We are of the opinion that Rule 404(b) is not applicable to the prior bad acts of a dog. The rule specifically relates to “a person.” Moreover, the dog’s prior bad acts were admissible to show that the dog’s attack in this case was unprovoked and also, to the extent that appellant knew of the dog’s prior bad acts, to show that appellant acted with criminal negligence in failing to secure the dog.
Appellant also argues in this issue that the trial court erred by failing to sua sponte give a limiting instruction to the jury regarding the dog’s prior bad acts. We disagree. Appellant did not request a limiting instruction. Consequently, the evidence was admissible for all purposes, and the trial court did not err in failing to sua sponte give a limiting instruction. Tex. R. Evid. 105; Delgado v. State, 235 S.W.3d 244, 251 & n.26 (Tex. Crim. App. 2007). Appellant’s fourth issue is overruled.
The judgment of the trial court is affirmed.
JIM R. WRIGHT
CHIEF JUSTICE
January 27, 2011
Publish. See Tex. R. App. P. 47.2(b).
Panel consists of: Wright, C.J.,
McCall, J., and Strange, J.
[1]We note that Watson and Smith were tried together and have each filed an appeal urging the same issues. On this same date, we have affirmed Smith’s conviction. See Jack Wayne Smith v. State, No. 11-09-00050-CR (Tex. App.—Eastland Jan. 27, 2011, no pet. h.).

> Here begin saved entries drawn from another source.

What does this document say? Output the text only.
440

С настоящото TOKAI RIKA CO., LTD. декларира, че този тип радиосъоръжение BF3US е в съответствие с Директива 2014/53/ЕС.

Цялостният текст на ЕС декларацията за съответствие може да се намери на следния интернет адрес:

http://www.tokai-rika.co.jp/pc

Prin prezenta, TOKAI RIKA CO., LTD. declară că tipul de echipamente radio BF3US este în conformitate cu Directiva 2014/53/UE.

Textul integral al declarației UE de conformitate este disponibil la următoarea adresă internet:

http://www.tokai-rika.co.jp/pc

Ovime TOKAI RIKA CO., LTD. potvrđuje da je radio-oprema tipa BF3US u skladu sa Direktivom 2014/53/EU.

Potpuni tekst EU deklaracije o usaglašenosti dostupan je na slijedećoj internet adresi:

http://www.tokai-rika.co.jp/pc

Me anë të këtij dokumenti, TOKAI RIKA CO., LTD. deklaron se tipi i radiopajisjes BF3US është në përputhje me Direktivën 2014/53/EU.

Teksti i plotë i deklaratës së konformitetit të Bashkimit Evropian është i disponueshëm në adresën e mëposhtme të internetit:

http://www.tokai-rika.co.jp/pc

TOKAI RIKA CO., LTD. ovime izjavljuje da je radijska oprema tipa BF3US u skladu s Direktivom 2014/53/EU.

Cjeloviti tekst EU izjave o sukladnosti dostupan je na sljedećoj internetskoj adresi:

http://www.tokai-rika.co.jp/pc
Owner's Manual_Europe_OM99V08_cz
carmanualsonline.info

[2]The State asserts that appellant has not preserved this issue for review. We disagree. Appellant objected at a pretrial hearing that the statute was overbroad and vague and failed to provide proper notice. Appellant again objected after the jury verdict on guilt/innocence but before the punishment stage began that the statute was unconstitutionally vague, specifically complaining about the lack of definitions for the terms “unprovoked” and “attack.” We hold that the issue was preserved for our review. See Tex. R. App. P. 33.1.
[3]Jackson v. Virginia, 443 U.S. 307 (1979).
[4]Clewis v. State, 922 S.W.2d 126 (Tex. Crim. App. 1996).